The findings include:

  • Biotech economic development is concentrated in specific geographical areas. Regions are aggressively investing in the biotech sector and are competing for capital, companies, talent and tax revenues. The result is intense competition between regions that adds an important level of competition to that between companies and institutions.
  • The regional level and regional partnerships – and the aggregation of biotech assets at the regional level – are gaining increasing legitimacy as true references for economic development and support for the biotech sector, partly as a result of limited pools of available resources and capital.
  • The biotech sector realizes the need for concerted state and regional efforts and strong public commitment in biotech economic development. The private sector is working in tandem with various public-private partnerships to mobilize resources.
  • Responsibility for developing strategies for the biotech sector is based on and implemented through decentralized and flexible institutional arrangements of cluster enhancement and market-oriented incentive structures.
  • Emerging biotech regions are striving to leverage the proximity to more established biotech regions and to develop niche capabilities that complement existing strengths. There is a need to recognize the distinct features of each region and to play to their particular strengths by tailoring approaches to maximize impact.
  • The importance of nurturing smaller, high-growth businesses is recognized as a crucial strategy for technology-based economic development in combination with recruiting external investments, companies, and talent from outside the region that complement the existing cluster throughout the value chain.
  • Competitiveness and regional advantages are reflected in the innovative capacity to attract venture capital to the region, to mobilize business angels through various types of network organizations, and identify complementarities between venture capital, private equity investment and public investment, all of which are important for early-stage technology-based economic development.

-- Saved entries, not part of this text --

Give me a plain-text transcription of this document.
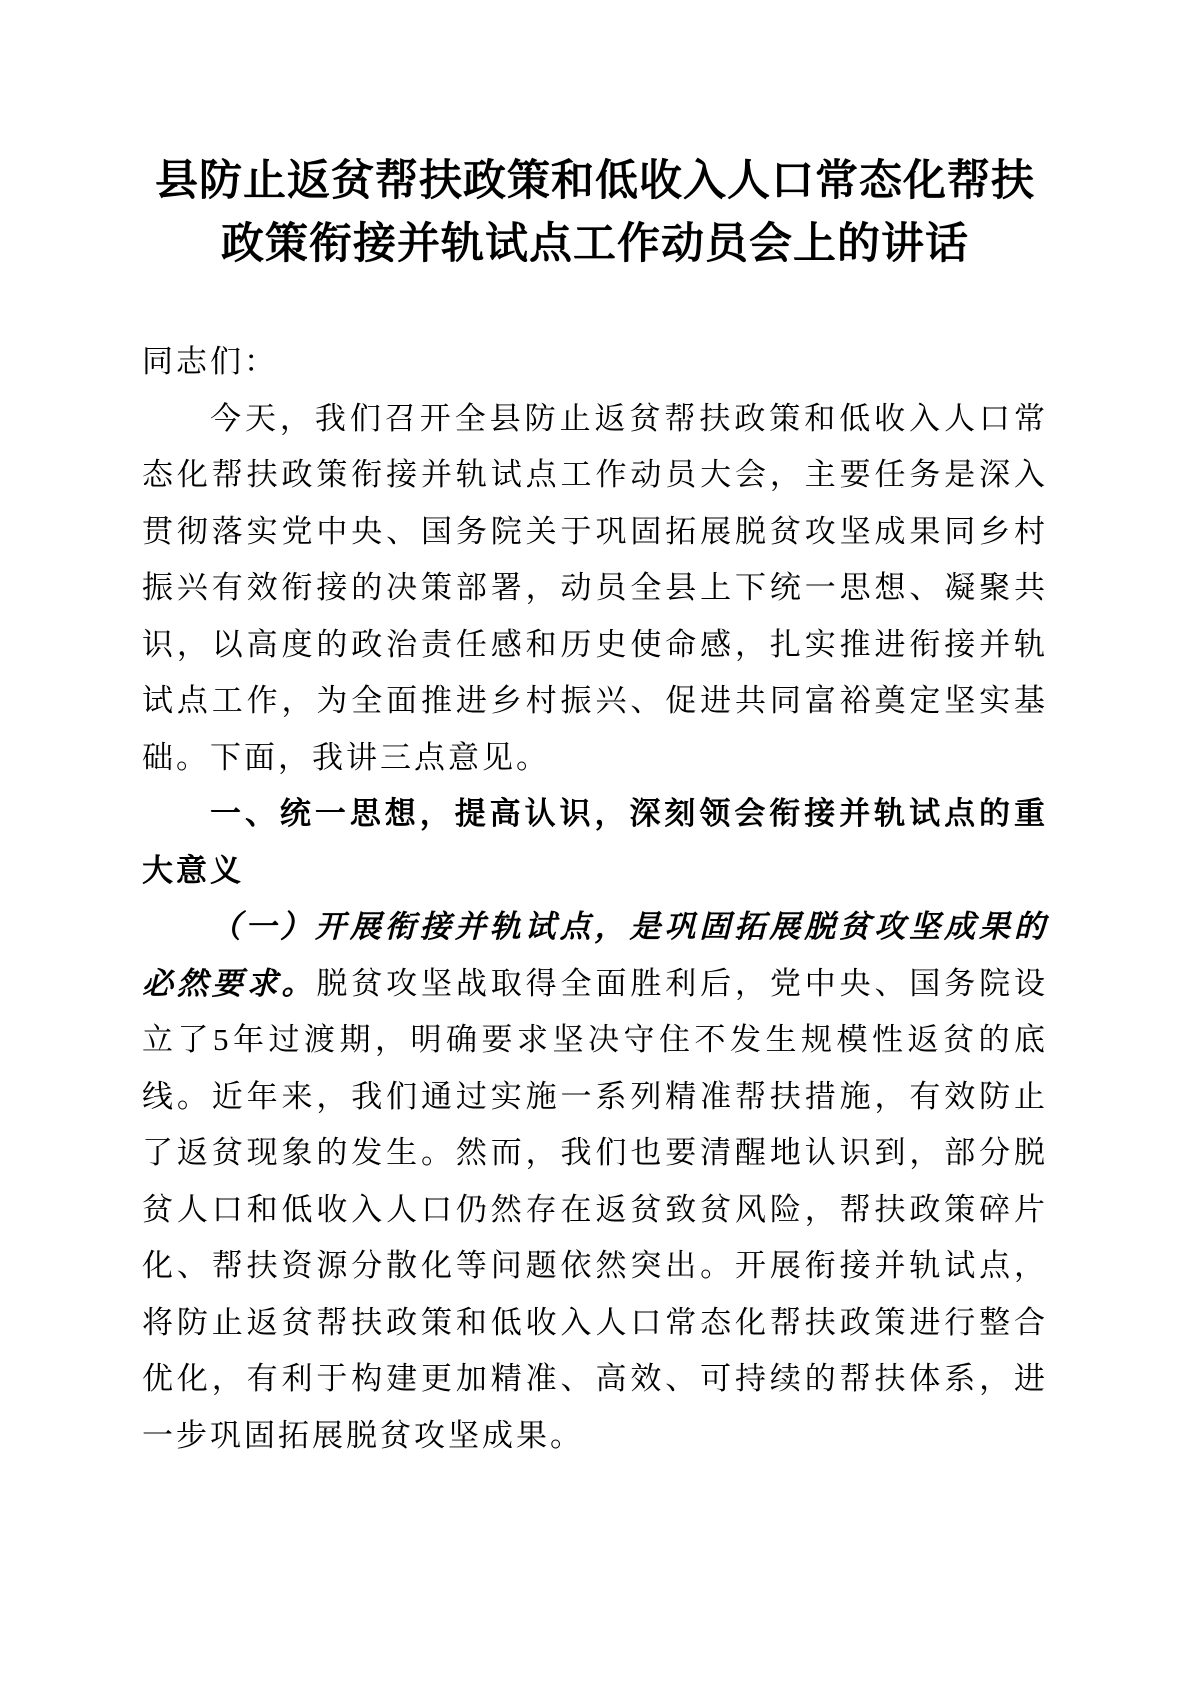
县防止返贫帮扶政策和低收入人口常态化帮扶政策衔接并轨试点工作动员会上的讲话

同志们：

今天，我们召开全县防止返贫帮扶政策和低收入人口常态化帮扶政策衔接并轨试点工作动员大会，主要任务是深入贯彻落实党中央、国务院关于巩固拓展脱贫攻坚成果同乡村振兴有效衔接的决策部署，动员全县上下统一思想、凝聚共识，以高度的政治责任感和历史使命感，扎实推进衔接并轨试点工作，为全面推进乡村振兴、促进共同富裕奠定坚实基础。下面，我讲三点意见。

一、统一思想，提高认识，深刻领会衔接并轨试点的重大意义

（一）开展衔接并轨试点，是巩固拓展脱贫攻坚成果的必然要求。脱贫攻坚战取得全面胜利后，党中央、国务院设立了5年过渡期，明确要求坚决守住不发生规模性返贫的底线。近年来，我们通过实施一系列精准帮扶措施，有效防止了返贫现象的发生。然而，我们也要清醒地认识到，部分脱贫人口和低收入人口仍然存在返贫致贫风险，帮扶政策碎片化、帮扶资源分散化等问题依然突出。开展衔接并轨试点，将防止返贫帮扶政策和低收入人口常态化帮扶政策进行整合优化，有利于构建更加精准、高效、可持续的帮扶体系，进一步巩固拓展脱贫攻坚成果。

  • Governmental agencies fulfill a role in the diffusion of knowledge and technology transfer. Such efforts counterbalance the high degree of concentration in the biotech area, but only to a limited extent. The forces of concentration are strong in terms of capital endowment and start-up capability. Regional strategies are in the process of becoming increasingly important for further dispersion.

In developing their findings and recommendations, Osthol and Lembke also look at the relative advantages of California, Massachusetts and North Carolina, outline challenges for several specific elements of a bio-based economic development strategy, and present arguments for and against state and local government involvement.